Sure i like my strawberries to be clean of lice and i’m sorry for golfers who are bothered by birds but the new designer plants that are coming out of labs (and sometimes running away from their test site) these days are quite disturbing.
Over the past two decades, New Zealand scientists have been working on designer strains of grass that could one day be used to keep birds away from golf courses and airports. Apparently the right combinations of grass and endophytes fungi would produce turf with unique properties.
Insects can’t eat these grasses, which deprives some birds of their food source. They are also toxic and can give grass-eating birds an illness the researchers call “post-ingestion malaise”.
Planting grass in airports could help reduce dangerous birdstrikes where they collide with aircraft. The scientists are also applying the technology to golf courses, where fouling from birds like Canada geese can spoil a day on the greens.

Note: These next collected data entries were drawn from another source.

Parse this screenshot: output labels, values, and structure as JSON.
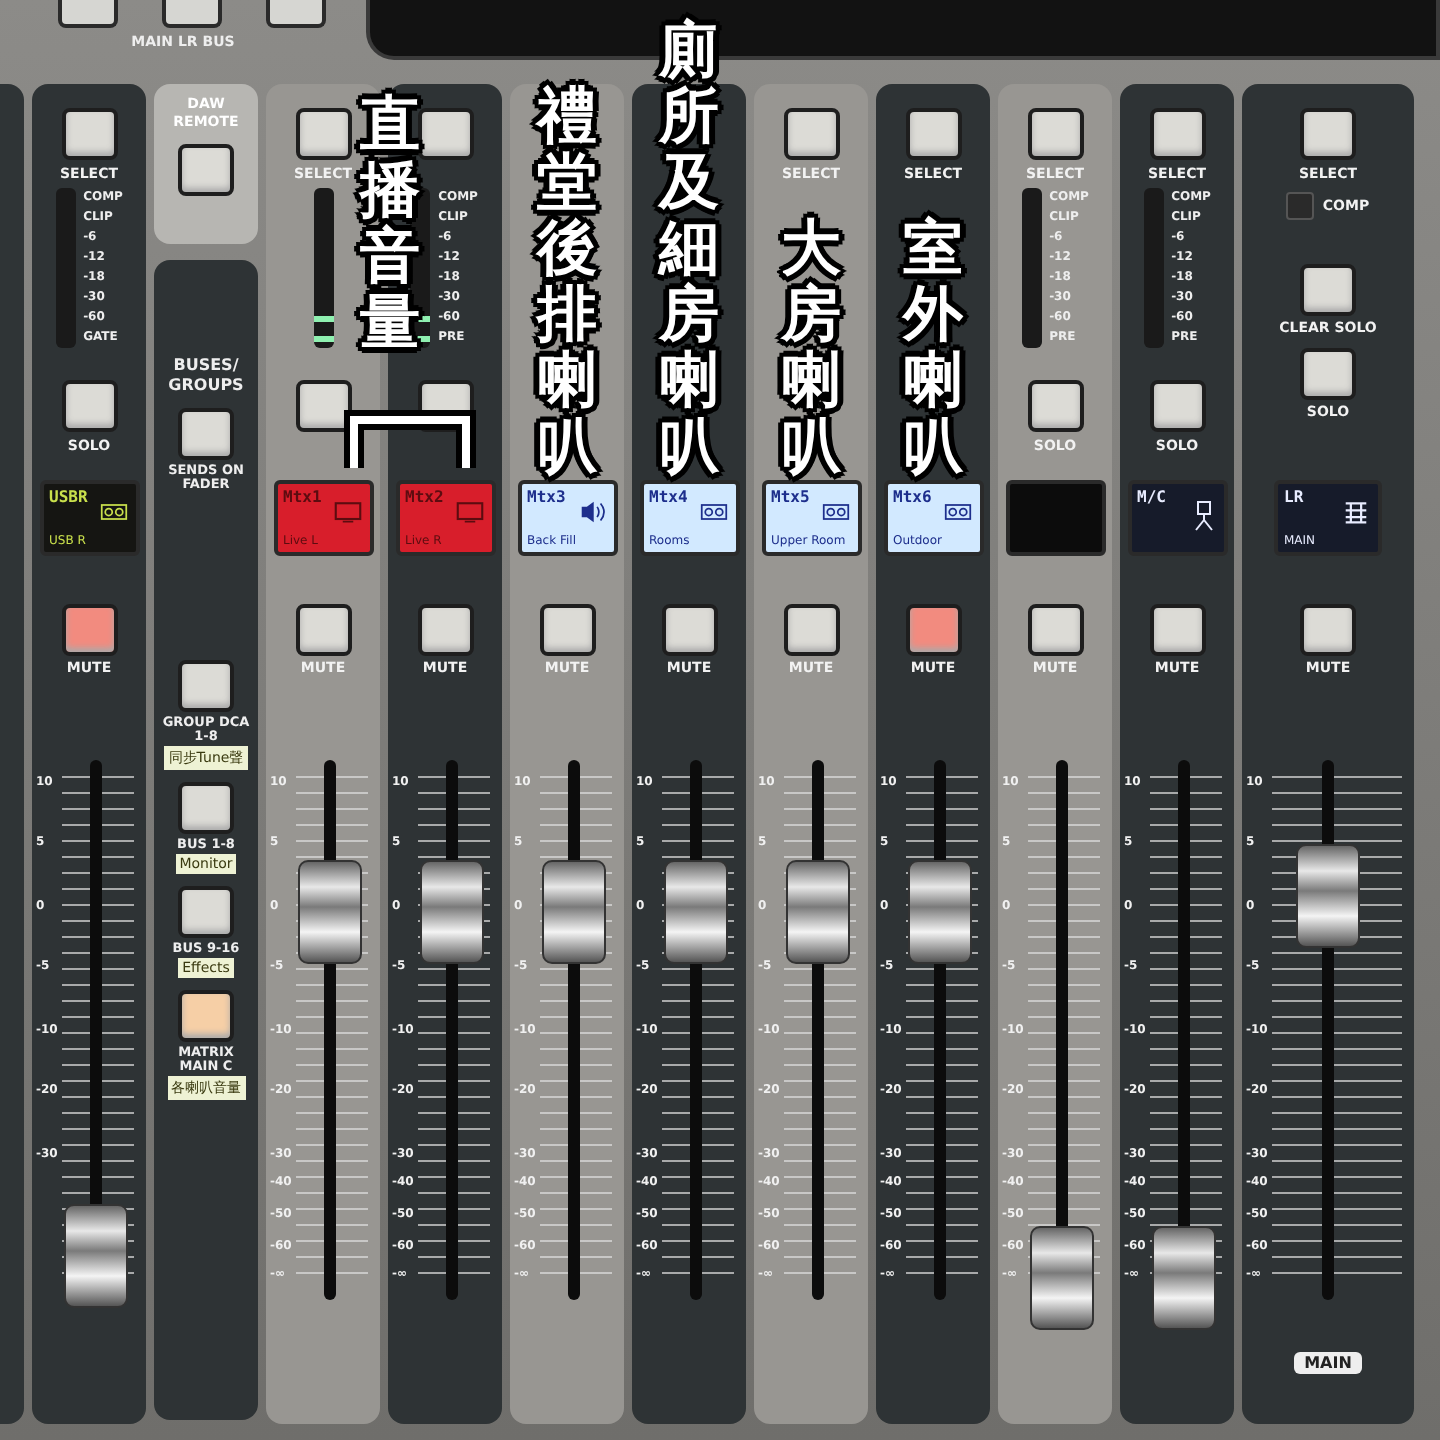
{
  "top_panel": {
    "label": "MAIN LR BUS"
  },
  "group_annotation": {
    "text": "直播音量"
  },
  "strips": [
    {
      "kind": "partial"
    },
    {
      "kind": "channel",
      "select_label": "SELECT",
      "meter": {
        "level": 0,
        "labels": [
          "COMP",
          "CLIP",
          "-6",
          "-12",
          "-18",
          "-30",
          "-60",
          "GATE"
        ]
      },
      "solo_label": "SOLO",
      "lcd": {
        "kind": "usb",
        "title": "USBR",
        "subtitle": "USB R",
        "color": "#151512"
      },
      "mute": {
        "label": "MUTE",
        "on": true
      },
      "fader": {
        "level": 0.08,
        "scale": [
          "10",
          "5",
          "0",
          "-5",
          "-10",
          "-20",
          "-30"
        ]
      }
    },
    {
      "kind": "buses",
      "daw_label": "DAW REMOTE",
      "title": "BUSES/ GROUPS",
      "buttons": [
        {
          "label": "SENDS ON FADER",
          "selected": false
        },
        {
          "label": "GROUP DCA 1-8",
          "tag": "同步Tune聲",
          "selected": false
        },
        {
          "label": "BUS 1-8",
          "tag": "Monitor",
          "selected": false
        },
        {
          "label": "BUS 9-16",
          "tag": "Effects",
          "selected": false
        },
        {
          "label": "MATRIX MAIN C",
          "tag": "各喇叭音量",
          "selected": true
        }
      ]
    },
    {
      "kind": "channel",
      "select_label": "SELECT",
      "meter": {
        "level": 0.25
      },
      "lcd": {
        "kind": "screen",
        "title": "Mtx1",
        "subtitle": "Live L",
        "color": "#d81e2b"
      },
      "mute": {
        "label": "MUTE",
        "on": false
      },
      "fader": {
        "level": 0.72,
        "scale": [
          "10",
          "5",
          "0",
          "-5",
          "-10",
          "-20",
          "-30",
          "-40",
          "-50",
          "-60",
          "-∞"
        ]
      }
    },
    {
      "kind": "channel",
      "meter": {
        "level": 0.25,
        "labels": [
          "COMP",
          "CLIP",
          "-6",
          "-12",
          "-18",
          "-30",
          "-60",
          "PRE"
        ]
      },
      "lcd": {
        "kind": "screen",
        "title": "Mtx2",
        "subtitle": "Live R",
        "color": "#d81e2b"
      },
      "mute": {
        "label": "MUTE",
        "on": false
      },
      "fader": {
        "level": 0.72,
        "scale": [
          "10",
          "5",
          "0",
          "-5",
          "-10",
          "-20",
          "-30",
          "-40",
          "-50",
          "-60",
          "-∞"
        ]
      }
    },
    {
      "kind": "channel",
      "annotation": "禮堂後排喇叭",
      "lcd": {
        "kind": "speaker",
        "title": "Mtx3",
        "subtitle": "Back Fill",
        "color": "#d2e9ff"
      },
      "mute": {
        "label": "MUTE",
        "on": false
      },
      "fader": {
        "level": 0.72,
        "scale": [
          "10",
          "5",
          "0",
          "-5",
          "-10",
          "-20",
          "-30",
          "-40",
          "-50",
          "-60",
          "-∞"
        ]
      }
    },
    {
      "kind": "channel",
      "annotation": "廁所及細房喇叭",
      "lcd": {
        "kind": "tape",
        "title": "Mtx4",
        "subtitle": "Rooms",
        "color": "#d2e9ff"
      },
      "mute": {
        "label": "MUTE",
        "on": false
      },
      "fader": {
        "level": 0.72,
        "scale": [
          "10",
          "5",
          "0",
          "-5",
          "-10",
          "-20",
          "-30",
          "-40",
          "-50",
          "-60",
          "-∞"
        ]
      }
    },
    {
      "kind": "channel",
      "select_label": "SELECT",
      "annotation": "大房喇叭",
      "lcd": {
        "kind": "tape",
        "title": "Mtx5",
        "subtitle": "Upper Room",
        "color": "#d2e9ff"
      },
      "mute": {
        "label": "MUTE",
        "on": false
      },
      "fader": {
        "level": 0.72,
        "scale": [
          "10",
          "5",
          "0",
          "-5",
          "-10",
          "-20",
          "-30",
          "-40",
          "-50",
          "-60",
          "-∞"
        ]
      }
    },
    {
      "kind": "channel",
      "select_label": "SELECT",
      "annotation": "室外喇叭",
      "lcd": {
        "kind": "tape",
        "title": "Mtx6",
        "subtitle": "Outdoor",
        "color": "#d2e9ff"
      },
      "mute": {
        "label": "MUTE",
        "on": true
      },
      "fader": {
        "level": 0.72,
        "scale": [
          "10",
          "5",
          "0",
          "-5",
          "-10",
          "-20",
          "-30",
          "-40",
          "-50",
          "-60",
          "-∞"
        ]
      }
    },
    {
      "kind": "channel",
      "select_label": "SELECT",
      "meter": {
        "level": 0,
        "labels": [
          "COMP",
          "CLIP",
          "-6",
          "-12",
          "-18",
          "-30",
          "-60",
          "PRE"
        ]
      },
      "solo_label": "SOLO",
      "lcd": {
        "kind": "blank",
        "color": "#0c0c0c"
      },
      "mute": {
        "label": "MUTE",
        "on": false
      },
      "fader": {
        "level": 0.04,
        "scale": [
          "10",
          "5",
          "0",
          "-5",
          "-10",
          "-20",
          "-30",
          "-40",
          "-50",
          "-60",
          "-∞"
        ]
      }
    },
    {
      "kind": "channel",
      "select_label": "SELECT",
      "meter": {
        "level": 0,
        "labels": [
          "COMP",
          "CLIP",
          "-6",
          "-12",
          "-18",
          "-30",
          "-60",
          "PRE"
        ]
      },
      "solo_label": "SOLO",
      "lcd": {
        "kind": "person",
        "title": "M/C",
        "color": "#161b2a"
      },
      "mute": {
        "label": "MUTE",
        "on": false
      },
      "fader": {
        "level": 0.04,
        "scale": [
          "10",
          "5",
          "0",
          "-5",
          "-10",
          "-20",
          "-30",
          "-40",
          "-50",
          "-60",
          "-∞"
        ]
      }
    },
    {
      "kind": "main",
      "select_label": "SELECT",
      "comp_label": "COMP",
      "clear_solo_label": "CLEAR SOLO",
      "solo_label": "SOLO",
      "lcd": {
        "kind": "grid",
        "title": "LR",
        "subtitle": "MAIN",
        "color": "#161b2a"
      },
      "mute": {
        "label": "MUTE",
        "on": false
      },
      "fader": {
        "level": 0.75,
        "scale": [
          "10",
          "5",
          "0",
          "-5",
          "-10",
          "-20",
          "-30",
          "-40",
          "-50",
          "-60",
          "-∞"
        ]
      },
      "badge": "MAIN"
    }
  ]
}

Meanwhile, Scottish scientists have been spending 16 years to produce “super raspberries” which fight back against the insects that normally devour them before they are ripe.
Called Glen Doll, the berry will be on sale in shops next year. It has a built-in defence against aphids and carries the A10 gene that enables it to thrive in Scottish conditions.
Other varieties are expected to follow, including a breed that will be resistant to the fungal disease raspberry root rot virus, which is now rampant in Scotland.
Image from Heath Bunting‘s SuperWeed Kit, a lowtech DIY kit capable of producing a genetically mutant superweed, designed to attack corporate monoculture.